La legge 194, che tutela il diritto all’interruzione volontaria di gravidanza, è una delle maggiori conquiste fatte dalle donne negli anni settanta, ma è anche una delle leggi più attaccate e controverse. Che vede schierati da una parte gli integralisti cattolici per cui un embrione è da considerarsi essere umano dal primo momento e a cui vanno garantiti tutti i diritti, a cominciare da quello alla “vita” (e il diritto della donna incita alla vita, quando la gravidanza rappresenta un pericolo reale per la sua salute?), dall’altra chi pensa che le donne, essendo la gravidanza un evento che riguarda soprattutto il corpo delle donne, abbiano il diritto di autodeterminarsi e decidere sempre della propria vita e del proprio corpo.

Legalizzare l’aborto non vuol dire imporre questa decisione a nessuno, vuol dire solamente lasciare libere le persone di autodeterminarsi. Praticare l’aborto non è mai una scelta facile e banale. Per molte, se non tutte, è un vero e proprio dramma. E chi vorrebbe vietare la possibilità di ricorrere all’interruzione volontaria di gravidanza non solo tenta di imporre le proprie idee a terzi, ma non considera nemmeno i rischi che corrono le donne correrebbero nel caso in cui l’aborto venisse praticato illegalmente in strutture non idonee e da gente incompetente. Pagando prezzi altissimi per una scelta già di per se difficile.

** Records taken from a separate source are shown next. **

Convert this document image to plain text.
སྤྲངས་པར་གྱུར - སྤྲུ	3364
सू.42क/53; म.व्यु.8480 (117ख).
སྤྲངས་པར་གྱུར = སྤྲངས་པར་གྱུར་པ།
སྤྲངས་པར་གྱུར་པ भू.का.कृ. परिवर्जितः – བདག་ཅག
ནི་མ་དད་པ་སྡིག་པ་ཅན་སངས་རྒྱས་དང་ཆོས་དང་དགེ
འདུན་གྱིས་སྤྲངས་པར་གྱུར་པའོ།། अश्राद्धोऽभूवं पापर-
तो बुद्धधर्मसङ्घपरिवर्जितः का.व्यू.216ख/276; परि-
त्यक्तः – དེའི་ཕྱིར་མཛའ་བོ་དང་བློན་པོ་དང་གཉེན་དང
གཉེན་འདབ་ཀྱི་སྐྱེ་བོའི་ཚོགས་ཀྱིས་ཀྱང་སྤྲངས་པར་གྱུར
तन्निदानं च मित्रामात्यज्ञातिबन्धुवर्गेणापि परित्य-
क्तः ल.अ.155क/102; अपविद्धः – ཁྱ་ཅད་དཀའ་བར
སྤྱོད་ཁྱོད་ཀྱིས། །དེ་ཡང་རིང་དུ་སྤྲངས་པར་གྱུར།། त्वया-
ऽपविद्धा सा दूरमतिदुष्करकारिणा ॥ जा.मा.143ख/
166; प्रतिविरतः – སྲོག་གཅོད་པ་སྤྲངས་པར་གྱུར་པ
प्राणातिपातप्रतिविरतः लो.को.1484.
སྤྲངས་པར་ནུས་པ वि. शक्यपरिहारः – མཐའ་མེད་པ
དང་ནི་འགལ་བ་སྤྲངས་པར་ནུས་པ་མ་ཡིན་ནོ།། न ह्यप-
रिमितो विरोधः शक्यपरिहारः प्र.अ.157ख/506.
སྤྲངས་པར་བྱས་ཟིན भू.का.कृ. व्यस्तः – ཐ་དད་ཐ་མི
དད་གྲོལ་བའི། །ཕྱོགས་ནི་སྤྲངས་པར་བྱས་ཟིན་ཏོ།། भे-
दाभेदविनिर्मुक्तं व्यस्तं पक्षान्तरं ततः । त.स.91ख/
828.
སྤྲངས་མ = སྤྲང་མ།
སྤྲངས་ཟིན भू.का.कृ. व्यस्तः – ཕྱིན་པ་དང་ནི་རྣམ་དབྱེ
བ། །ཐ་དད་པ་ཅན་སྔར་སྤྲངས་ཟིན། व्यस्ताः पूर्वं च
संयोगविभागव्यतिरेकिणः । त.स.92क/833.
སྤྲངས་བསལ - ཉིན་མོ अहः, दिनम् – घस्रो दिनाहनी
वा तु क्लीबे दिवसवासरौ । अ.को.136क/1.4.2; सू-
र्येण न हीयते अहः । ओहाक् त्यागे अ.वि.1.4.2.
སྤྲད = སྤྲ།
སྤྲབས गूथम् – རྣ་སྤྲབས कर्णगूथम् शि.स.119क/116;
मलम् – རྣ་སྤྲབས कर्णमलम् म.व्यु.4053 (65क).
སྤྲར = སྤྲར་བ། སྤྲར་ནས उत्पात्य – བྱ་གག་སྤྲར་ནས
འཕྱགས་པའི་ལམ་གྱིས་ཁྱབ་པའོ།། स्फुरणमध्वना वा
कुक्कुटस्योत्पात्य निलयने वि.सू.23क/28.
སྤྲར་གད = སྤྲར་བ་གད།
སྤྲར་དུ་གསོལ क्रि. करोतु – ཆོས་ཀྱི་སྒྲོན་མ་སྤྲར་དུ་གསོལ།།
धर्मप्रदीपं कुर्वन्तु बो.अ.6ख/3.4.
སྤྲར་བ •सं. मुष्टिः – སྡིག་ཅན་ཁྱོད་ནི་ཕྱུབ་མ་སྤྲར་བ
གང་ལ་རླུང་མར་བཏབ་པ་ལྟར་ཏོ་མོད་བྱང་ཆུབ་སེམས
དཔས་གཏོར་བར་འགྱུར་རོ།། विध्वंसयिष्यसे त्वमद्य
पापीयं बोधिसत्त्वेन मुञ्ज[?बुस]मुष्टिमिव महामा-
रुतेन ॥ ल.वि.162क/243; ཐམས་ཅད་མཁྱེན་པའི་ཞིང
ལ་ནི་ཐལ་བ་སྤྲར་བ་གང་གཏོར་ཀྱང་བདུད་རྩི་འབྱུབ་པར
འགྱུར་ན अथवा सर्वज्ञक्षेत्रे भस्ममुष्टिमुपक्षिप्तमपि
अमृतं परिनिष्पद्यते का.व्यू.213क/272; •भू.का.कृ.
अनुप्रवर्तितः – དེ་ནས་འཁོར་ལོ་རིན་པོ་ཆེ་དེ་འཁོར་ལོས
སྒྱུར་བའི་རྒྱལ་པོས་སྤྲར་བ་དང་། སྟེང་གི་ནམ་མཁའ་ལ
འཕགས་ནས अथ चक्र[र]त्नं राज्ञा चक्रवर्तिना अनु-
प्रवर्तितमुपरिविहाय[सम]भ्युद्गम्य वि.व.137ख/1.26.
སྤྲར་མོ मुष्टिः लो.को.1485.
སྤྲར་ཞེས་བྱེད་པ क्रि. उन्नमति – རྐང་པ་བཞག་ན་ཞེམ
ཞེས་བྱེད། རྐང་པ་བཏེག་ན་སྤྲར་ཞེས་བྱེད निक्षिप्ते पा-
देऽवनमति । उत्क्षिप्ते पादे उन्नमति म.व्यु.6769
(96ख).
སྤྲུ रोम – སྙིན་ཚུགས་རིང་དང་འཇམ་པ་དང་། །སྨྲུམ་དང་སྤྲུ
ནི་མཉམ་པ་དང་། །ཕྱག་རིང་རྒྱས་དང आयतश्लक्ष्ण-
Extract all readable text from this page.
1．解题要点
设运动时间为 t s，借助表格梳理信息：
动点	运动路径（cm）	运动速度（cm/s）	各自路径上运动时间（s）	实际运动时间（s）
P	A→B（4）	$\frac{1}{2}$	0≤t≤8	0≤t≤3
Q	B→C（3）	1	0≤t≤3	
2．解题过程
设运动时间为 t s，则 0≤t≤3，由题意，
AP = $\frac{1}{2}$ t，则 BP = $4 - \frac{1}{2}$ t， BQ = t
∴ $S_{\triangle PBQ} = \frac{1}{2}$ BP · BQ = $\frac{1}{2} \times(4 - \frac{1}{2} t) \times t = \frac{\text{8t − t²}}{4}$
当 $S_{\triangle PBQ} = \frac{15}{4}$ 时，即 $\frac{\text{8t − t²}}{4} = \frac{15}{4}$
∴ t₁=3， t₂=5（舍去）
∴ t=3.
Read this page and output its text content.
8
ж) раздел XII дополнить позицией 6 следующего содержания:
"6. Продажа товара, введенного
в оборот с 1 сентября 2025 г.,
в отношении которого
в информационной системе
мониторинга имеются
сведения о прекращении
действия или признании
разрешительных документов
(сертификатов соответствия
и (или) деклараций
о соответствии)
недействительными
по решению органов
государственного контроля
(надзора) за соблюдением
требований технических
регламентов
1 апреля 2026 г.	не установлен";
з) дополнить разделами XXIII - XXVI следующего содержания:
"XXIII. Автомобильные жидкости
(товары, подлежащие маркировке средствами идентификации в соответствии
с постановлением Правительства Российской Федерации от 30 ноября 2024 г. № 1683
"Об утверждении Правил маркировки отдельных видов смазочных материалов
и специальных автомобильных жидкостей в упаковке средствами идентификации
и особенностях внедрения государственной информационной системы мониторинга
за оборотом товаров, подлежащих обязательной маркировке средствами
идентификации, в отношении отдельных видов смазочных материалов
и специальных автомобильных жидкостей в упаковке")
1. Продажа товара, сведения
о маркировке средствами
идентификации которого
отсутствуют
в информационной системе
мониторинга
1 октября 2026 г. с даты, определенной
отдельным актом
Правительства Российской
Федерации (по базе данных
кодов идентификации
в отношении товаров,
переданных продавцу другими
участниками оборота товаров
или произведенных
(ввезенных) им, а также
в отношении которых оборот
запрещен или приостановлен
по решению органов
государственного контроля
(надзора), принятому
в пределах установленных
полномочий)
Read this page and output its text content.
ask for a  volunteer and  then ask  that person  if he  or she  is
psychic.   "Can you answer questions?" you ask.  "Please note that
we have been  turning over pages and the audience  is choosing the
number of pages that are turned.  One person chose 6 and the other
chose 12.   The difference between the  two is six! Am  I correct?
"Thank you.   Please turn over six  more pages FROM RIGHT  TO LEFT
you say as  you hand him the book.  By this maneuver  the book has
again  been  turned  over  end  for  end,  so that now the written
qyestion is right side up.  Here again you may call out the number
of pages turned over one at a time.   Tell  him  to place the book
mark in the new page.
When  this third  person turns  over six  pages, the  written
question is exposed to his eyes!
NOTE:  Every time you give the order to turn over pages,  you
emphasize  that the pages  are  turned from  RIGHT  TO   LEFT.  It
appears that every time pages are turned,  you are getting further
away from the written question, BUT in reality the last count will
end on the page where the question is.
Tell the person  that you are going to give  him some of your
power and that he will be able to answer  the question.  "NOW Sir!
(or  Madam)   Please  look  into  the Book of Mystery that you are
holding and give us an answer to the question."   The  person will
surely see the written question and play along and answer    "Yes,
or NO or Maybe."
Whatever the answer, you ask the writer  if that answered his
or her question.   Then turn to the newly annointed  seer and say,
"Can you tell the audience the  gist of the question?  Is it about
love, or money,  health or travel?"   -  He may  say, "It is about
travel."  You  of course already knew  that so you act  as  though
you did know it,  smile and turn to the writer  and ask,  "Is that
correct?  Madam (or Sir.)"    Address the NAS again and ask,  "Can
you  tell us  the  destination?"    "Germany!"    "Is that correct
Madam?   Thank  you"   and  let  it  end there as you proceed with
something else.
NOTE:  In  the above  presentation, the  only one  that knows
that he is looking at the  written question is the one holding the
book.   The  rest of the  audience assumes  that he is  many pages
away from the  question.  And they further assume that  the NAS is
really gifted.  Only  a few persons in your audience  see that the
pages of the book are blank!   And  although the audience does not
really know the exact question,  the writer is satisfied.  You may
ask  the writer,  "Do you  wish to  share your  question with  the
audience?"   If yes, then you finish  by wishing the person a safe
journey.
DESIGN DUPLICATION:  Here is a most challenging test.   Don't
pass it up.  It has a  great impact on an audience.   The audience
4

La maternità non è né una necessità né un obbligo. È, o dovrebbe essere una scelta consapevole perché essere madri non è solo partorire. E anche se fosse “solo” portare avanti una gravidanza, ci sono casi in cui il corpo di una donna non è in grado di sostenere le trasformazioni organiche e fisiologiche che una gravidanza comporta.
Essere madri richiede soprattutto la capacità di riconoscere che quello che cresce nella propria pancia, non è una nostra estensione, ma un altro individuo che ha il diritto e la necessità di essere riconosciuto come “altro”, “diverso” rispetto a noi. “La procreazione è un atto relazionale, un processo lungo e complesso che implica l’esistenza di un dialogo, seppur silenzioso, tra il futuro bambino e la madre all’interno del corpo materno. Se il riconoscimento non avviene, questo dialogo silenzioso non comincia, ed è difficile pensare che un dialogo mai nato possa instaurarsi in seguito.”, scrive Michela Marzano in un libro dal titolo “Sii bella e stai zitta”. E chi, per vari motivi, sa che non potrebbe o non saprebbe garantire ad una vita condizioni di sviluppo “sufficientemente buone”, parafrasando il pedopsichiatra Winnicott che parla di “madre sufficientemente buona” intendendo con madre chiunque si occupi di una nuova vita cercando di fare del proprio meglio per garantire ai nuovi arrivati condizioni di crescita e sviluppo adeguate, deve avere la possibilità di decidere di interrompere una gravidanza.

Ancora una volta, si decide sulla pelle delle donne senza che queste vengano ascoltate. Calpestando i loro diritti e cercando di cancellare la possibilità di autodeterminarsi e decidere per se stesse della propria vita.